All of that, however, is a lot less important than this final, critical point: I believe that I am done sailing. I actually think I have landed ashore, spiritually speaking, and I can no longer claim to be searching. I have had a series of experiences over the past few months in the wake of which I no longer feel comfortable claiming that I am still shopping for religion. I’m not saying that I have found the one true truth, but I have been given something mysterious and important, and I have decided that it is more than I have been expecting, and I have decided to commit to it.

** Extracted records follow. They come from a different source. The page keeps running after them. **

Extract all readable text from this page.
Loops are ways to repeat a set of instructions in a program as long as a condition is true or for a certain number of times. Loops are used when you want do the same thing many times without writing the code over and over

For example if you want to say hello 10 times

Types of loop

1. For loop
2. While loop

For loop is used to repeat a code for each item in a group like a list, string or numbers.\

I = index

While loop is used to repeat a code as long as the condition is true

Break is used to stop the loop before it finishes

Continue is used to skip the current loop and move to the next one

I admit that I have a fear of spiritual commitment–once burned, twice shy. And I struggle with my “tomorrow morning this will probably seem stupid” hesitancy. But from the beginning, I laid out the conditions under which I would be willing to commit myself to a spiritual path, and those conditions have been more than met. So I’m at a critical juncture. I believe that if I second-guess myself now, I will never find what I am looking for. If I am going to ignore powerful, intense spiritual experiences in favor of “sailing on,” then I am really making an affirmative decision: the journey in favor of the destination. And while I think the journey is important, and in some sense the journey never really ends, I also have a powerful hunger for the divine. It is a hunger that I yearn to fill, and I am certain that it will never be filled by Sailing to Byzantium, but by Byzantium herself.

So where does that leave me? I have considered starting a new blog, focusing on where I am at now, and one that would allow me an amount of anonymity that I feel is necessary at this point. On the other hand, I sort of tried that last year with my Dharma Bum blog and it turned out to be a silly blind alley. I’ll admit that I am worried that this will be another blind alley, but I am determined to commit–like I said, I am actually kind of tired of sailing.

In any case, I do not intend to continue to chronicle my spiritual journey here on this blog. I won’t delete it, because I feel like the archives are useful, and every now and then I get a wave of hits from Google which means someone out there is looking for what I am writing about. And it’s not like it’s costing me anything. I may even put a post or two here every now and then, especially if I do not start a new blog, because it’s nice to be able to post stuff that I want to tell the world about, and honestly I like my blog better than I like my Facebook profile. But in terms of this blog and my spiritual journey, well, like I said, I’m furling my sails and setting down my anchor, because I have some exploring to do.

NOTE: I ultimately wound up changing my mind.